Maintaining and developing a corporate brand is another very important goal that social fundraisers must be able to accomplish well. Without brand awareness, any non-profit organization will fall into oblivion without a steady stream of donations from dedicated donors. A cleverly devised brand can make the difference between a successful fundraising campaign and an unsuccessful campaign.
Fundraisers may also be responsible for preparing the speeches and public statements of a non-profit's top spokesman as well. These spokesmen may either be executives under the employ of the non-profit organization or outsiders carefully chosen to speak on behalf of the organization in question. Fundraisers help to ensure that all parties involved maintain a unified front on the behalf of their beneficiaries.

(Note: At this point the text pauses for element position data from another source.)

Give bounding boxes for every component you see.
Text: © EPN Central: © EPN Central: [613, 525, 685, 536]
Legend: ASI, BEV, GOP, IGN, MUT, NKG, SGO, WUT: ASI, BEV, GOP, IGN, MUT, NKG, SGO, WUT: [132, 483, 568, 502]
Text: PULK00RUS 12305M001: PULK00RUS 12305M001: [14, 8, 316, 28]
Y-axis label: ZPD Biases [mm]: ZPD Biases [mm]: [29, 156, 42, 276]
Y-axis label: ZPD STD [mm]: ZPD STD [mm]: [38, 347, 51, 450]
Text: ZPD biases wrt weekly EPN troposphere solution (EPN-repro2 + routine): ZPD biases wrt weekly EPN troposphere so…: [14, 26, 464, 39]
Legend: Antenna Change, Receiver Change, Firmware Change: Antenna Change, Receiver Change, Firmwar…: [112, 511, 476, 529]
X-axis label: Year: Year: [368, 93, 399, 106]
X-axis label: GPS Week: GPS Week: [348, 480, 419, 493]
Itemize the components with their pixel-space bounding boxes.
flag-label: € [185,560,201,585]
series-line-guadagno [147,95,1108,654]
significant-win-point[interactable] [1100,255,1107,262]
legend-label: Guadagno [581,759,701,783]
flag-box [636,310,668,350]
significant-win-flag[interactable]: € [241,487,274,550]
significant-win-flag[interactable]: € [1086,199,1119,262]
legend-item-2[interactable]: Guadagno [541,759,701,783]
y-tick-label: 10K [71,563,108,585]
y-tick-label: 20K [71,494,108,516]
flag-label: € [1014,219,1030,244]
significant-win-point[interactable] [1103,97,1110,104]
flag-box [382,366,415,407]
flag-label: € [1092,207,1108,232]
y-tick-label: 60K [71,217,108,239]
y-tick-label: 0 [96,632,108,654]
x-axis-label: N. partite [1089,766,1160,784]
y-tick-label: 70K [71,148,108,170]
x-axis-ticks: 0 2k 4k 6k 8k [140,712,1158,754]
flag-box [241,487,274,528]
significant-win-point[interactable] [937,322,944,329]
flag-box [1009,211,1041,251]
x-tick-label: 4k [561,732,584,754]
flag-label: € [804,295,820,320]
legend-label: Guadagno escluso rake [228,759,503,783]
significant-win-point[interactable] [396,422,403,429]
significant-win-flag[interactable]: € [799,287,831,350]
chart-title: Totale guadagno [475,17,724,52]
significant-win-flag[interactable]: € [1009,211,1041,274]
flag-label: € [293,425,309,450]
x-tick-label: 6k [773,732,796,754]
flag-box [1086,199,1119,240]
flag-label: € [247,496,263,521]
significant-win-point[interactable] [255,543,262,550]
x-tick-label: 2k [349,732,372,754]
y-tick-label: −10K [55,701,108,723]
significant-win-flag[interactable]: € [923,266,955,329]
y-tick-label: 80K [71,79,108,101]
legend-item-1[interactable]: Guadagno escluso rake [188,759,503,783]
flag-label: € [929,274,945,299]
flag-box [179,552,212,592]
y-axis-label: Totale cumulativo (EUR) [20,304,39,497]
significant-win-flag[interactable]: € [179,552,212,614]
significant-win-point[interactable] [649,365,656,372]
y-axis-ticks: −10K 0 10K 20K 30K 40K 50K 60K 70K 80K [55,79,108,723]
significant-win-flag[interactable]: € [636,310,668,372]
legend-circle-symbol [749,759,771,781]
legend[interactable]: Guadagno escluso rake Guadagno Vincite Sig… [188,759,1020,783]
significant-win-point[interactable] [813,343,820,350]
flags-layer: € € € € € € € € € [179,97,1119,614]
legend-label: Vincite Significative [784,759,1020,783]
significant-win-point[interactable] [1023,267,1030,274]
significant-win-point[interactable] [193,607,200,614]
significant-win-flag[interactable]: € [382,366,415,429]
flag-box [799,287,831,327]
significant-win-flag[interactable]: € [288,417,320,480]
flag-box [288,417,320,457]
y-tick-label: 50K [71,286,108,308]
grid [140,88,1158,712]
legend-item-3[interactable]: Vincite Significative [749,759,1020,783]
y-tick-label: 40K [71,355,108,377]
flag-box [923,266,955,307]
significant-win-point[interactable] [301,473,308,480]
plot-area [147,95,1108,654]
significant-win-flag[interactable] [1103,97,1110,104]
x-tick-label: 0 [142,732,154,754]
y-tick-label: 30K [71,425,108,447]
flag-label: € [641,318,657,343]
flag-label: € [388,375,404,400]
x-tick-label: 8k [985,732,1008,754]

Simple social networking is arguably the most important aspect of a public relations specialist’s job duties. Identifying the perfect donors is only the first part of the job description. The difficult part of the job is to actually convince these donors to give generously to a charitable cause. Many charitable donations are made every year across the globe, but the most successful charities see revenues rise year after year, not just after one single fundraising event.
Public relations professionals can come from a very wide variety of educational backgrounds. Many social fundraisers have no formal education at all and rely solely on work experience and life wisdom in order to have a successful career. More often than not, however, fundraisers have at the very minimum a bachelor's degree in business, accounting, or finance, but other degrees well suited for a career as a fundraiser include communications and media degrees.
Advanced degrees in journalism or business administration are suitable for positions as public relations managers in the largest non-profit organizations. At the highest level, these fundraising professional are responsible for managing an entire team of individuals, so the job requirements of these positions are much more complex. For example, rather than writing all press releases themselves, top-level public relations managers may delegate that responsibility to a media specialist who comes from a more journalistic background.
The best schools for starting a career as a fundraiser include New York University, the University of North Carolina, and the University of Southern California. All three of these schools in the United States offer students a strong background in media relations and marketing, two indispensable skills for social fundraisers to possess.
The work environment of a public relations manager varies depending upon a large number of factors. The main factor is the scope of the non-profit organization that employs the fundraiser. For example, medically focused charities often require fundraising events to be coordinated on-site at medical clinics and hospitals. Charities that champion social causes, on the other hands, may not require on-site events such as these.
Regardless, public relations professionals typically work out of an office setting, and a growing number of these fundraisers work out of a home office. In one manner of speaking, the work environment of a public relations specialist depends on his or her own creativity since fundraising can occur in a wide number of settings.
The compensation scale for fundraisers depends largely upon the amount of money an organization is able to remit. A large number of fundraisers work for as little as $45,000 annually. The majority of all social fundraisers, on the other hand, earn comfortable salaries in excess of $80,000 annually once employed by a large charitable organization. Not surprisingly, a small number of fundraisers receive no compensation at all for their charitable work.